Il giorno dopo mi devo alzare molto presto, in quanto ho il turno del mattino, ed essendo molto lenta a ingranare ho bisogno di alzarmi almeno un'ora prima, per darmi una rinfrescata, vestirmi e fare colazione. Anche Daniel ha degli orari abbastanza pesanti, ma per lui non è un problema (è sempre stato un appassionato di computer, quindi quando è stato assunto in questa azienda era felice... il sogno della sua vita si era realizzato in pieno), in quanto è il responsabile del reparto informatico alla Tec Enterprise. Nello specifico i suoi dipendenti si occupano di creare nuovi software, che vengono poi impiantati nel “corpo” del robot, che viene poi assemblato in un altro reparto. Per andare al lavoro prendo sempre la metropolitana perché l'ospedale è vicino a casa, difatti si trova solo a pochi isolati di distanza. Cosa che torna molto utile, così non ho bisogno dell'auto, infatti non ne ho mai voluto comprare una. Quando arrivo alla fermata della metro, il treno non è ancora arrivato, evidentemente sono in anticipo sulla tabella di marcia. Ma non devo aspettare molto, dopo pochi minuti ecco arrivare il convoglio che si ferma a pochi metri da me. Prima di salire ci sono dei robot programmati che controllano i biglietti olografici, proiettati tramite i dispositivi al polso, di ogni singolo passeggero, e anch'io mostro loro il mio. Dopo neanche tre minuti eccomi arrivata a destinazione: anche i treni, come gli aerei e le auto, vanno a una velocità sorprendente. Entro all'interno dell'edificio, un complesso in plastica e acciaio enorme composto da cinque piani, due ingressi di cui uno riservato esclusivamente al pronto soccorso, un parcheggio sia coperto sia scoperto e un giardino sia per i pazienti sia per i parenti, dotato di panchine e tavoli all'ombra di alcuni alberi artificiali. Vado nel mio reparto di neurologia, al cui ingresso c'è la postazione delle infermiere – dove oggi è di turno Jennifer, una ragazza sui trent'anni, bionda con gli occhi azzurri e un fisico un po' rotondetto... ma non troppo, che mi saluta con un gran sorriso, come fa tutti i giorni da quando la conosco. Non a caso è la mia preferita.

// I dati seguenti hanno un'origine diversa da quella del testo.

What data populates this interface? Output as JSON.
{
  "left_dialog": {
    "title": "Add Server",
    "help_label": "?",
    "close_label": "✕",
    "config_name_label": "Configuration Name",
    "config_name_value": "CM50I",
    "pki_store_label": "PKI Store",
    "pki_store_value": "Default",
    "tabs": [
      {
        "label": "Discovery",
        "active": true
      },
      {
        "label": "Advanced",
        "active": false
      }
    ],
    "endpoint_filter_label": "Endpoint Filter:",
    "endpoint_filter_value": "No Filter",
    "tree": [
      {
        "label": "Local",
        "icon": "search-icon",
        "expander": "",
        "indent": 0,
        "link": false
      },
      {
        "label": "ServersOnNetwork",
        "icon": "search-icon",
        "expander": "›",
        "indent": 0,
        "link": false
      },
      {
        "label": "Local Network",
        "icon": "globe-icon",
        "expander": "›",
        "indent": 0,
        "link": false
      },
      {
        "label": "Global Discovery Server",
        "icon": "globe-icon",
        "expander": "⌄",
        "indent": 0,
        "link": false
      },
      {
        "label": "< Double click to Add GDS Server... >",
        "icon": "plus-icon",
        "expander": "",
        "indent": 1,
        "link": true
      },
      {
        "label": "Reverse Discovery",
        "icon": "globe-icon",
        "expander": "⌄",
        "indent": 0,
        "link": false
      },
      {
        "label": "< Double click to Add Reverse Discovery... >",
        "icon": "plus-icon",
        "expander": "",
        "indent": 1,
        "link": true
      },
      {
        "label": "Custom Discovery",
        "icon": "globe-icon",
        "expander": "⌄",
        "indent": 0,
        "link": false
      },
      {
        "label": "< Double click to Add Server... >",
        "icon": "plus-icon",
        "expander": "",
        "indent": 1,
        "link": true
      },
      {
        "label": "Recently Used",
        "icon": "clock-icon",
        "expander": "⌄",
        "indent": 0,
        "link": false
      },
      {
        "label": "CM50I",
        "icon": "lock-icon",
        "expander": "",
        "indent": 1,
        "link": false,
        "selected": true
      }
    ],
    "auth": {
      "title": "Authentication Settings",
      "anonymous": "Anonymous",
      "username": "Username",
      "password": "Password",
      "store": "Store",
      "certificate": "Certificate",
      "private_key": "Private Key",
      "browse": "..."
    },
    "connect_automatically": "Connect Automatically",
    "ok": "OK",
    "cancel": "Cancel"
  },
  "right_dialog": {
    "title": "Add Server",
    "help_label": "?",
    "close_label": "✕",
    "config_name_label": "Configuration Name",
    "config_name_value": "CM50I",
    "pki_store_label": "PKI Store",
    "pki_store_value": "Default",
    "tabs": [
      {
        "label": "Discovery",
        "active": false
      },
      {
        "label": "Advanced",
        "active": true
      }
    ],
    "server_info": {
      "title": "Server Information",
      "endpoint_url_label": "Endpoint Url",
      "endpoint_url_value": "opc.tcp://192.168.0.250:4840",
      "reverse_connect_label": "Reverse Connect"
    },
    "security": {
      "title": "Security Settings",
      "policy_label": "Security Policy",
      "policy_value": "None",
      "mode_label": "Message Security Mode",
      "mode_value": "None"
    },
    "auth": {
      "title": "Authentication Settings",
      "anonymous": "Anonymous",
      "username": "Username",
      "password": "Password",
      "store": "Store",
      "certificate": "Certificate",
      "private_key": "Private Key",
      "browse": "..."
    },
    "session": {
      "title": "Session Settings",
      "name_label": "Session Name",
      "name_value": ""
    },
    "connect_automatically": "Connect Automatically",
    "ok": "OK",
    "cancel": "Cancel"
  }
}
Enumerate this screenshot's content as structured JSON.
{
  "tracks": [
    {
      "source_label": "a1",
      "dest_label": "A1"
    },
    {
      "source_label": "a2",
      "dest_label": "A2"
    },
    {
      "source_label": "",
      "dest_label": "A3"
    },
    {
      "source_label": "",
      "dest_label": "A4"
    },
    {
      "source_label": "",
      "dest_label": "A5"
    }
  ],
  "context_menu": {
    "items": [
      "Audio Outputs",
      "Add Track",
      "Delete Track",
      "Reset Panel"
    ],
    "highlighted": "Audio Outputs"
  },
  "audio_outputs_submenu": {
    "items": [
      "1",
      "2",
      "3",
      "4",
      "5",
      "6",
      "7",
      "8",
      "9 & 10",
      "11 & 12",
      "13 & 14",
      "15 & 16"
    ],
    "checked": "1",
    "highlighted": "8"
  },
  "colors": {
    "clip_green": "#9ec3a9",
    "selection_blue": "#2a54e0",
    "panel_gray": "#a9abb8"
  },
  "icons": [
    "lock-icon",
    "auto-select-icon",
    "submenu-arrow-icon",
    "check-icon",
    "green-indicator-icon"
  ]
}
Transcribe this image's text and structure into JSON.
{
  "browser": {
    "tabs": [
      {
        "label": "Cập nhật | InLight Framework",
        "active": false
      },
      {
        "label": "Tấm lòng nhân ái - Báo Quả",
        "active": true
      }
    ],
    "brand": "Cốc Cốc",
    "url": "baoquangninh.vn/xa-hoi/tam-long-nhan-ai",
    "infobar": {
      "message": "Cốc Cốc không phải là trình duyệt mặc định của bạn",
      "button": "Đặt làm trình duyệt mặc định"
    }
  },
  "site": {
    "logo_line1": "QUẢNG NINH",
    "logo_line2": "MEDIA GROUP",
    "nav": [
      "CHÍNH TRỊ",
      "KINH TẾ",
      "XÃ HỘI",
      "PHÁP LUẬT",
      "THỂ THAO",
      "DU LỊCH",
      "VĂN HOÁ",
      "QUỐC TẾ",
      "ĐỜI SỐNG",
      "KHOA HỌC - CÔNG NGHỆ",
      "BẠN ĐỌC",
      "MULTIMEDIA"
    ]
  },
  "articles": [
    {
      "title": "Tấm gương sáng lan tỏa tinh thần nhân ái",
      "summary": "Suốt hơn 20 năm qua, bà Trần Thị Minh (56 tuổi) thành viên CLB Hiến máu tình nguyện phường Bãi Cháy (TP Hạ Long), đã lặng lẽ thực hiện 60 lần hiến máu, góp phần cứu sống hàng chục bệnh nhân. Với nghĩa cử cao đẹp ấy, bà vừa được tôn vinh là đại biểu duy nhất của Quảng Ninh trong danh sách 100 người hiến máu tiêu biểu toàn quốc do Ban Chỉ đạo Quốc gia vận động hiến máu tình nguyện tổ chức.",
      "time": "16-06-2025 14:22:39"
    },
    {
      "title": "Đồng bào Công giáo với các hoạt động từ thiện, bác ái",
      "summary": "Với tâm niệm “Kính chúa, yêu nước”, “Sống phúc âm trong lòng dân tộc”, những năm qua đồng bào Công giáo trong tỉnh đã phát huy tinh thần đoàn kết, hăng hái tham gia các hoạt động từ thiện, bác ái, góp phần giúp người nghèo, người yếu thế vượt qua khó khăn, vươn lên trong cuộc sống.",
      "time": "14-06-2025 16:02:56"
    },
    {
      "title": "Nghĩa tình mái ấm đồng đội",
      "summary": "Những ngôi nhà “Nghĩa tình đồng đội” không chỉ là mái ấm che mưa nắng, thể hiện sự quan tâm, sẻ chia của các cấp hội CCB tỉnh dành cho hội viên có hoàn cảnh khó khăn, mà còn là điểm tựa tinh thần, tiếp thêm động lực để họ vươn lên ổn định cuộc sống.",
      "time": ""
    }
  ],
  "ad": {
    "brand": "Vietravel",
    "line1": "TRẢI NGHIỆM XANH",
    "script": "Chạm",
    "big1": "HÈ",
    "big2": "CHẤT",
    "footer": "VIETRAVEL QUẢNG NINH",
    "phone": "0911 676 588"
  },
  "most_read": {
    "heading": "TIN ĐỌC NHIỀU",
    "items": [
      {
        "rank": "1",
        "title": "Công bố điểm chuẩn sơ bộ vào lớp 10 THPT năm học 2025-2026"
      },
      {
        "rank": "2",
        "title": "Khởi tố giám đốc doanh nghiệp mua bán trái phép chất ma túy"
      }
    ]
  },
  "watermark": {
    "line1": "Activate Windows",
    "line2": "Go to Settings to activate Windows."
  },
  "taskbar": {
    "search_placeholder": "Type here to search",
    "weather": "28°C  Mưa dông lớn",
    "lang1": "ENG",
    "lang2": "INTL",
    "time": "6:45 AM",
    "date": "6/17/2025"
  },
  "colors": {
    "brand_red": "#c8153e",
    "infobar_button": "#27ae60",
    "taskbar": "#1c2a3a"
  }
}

- Buongiorno Elektra, come stai? -
- Buongiorno anche a te, tutto bene grazie. Hai una nuova aiutante oggi? - le chiedo notando un viso nuovo.
- Sì, lei è Sarah. È una nuova tirocinante che ha iniziato proprio stamattina, dovrò affiancarla per un po'. -
- Capisco, piacere di conoscerti Sarah. Spero che ti troverai bene qui, siamo tutti una grande famiglia... vedrai che non avrai problemi ad ambientarti. -
- Grazie dottoressa, lo spero proprio, sono un pochino agitata ma mi passerà. La ringrazio per il suo benvenuto, ho sentito parlare molto bene di lei - dice con una voce timida, quasi timorosa. Mi ricorda molto me quando ero alle superiori, naturalmente prima del mio viaggio nel 1944.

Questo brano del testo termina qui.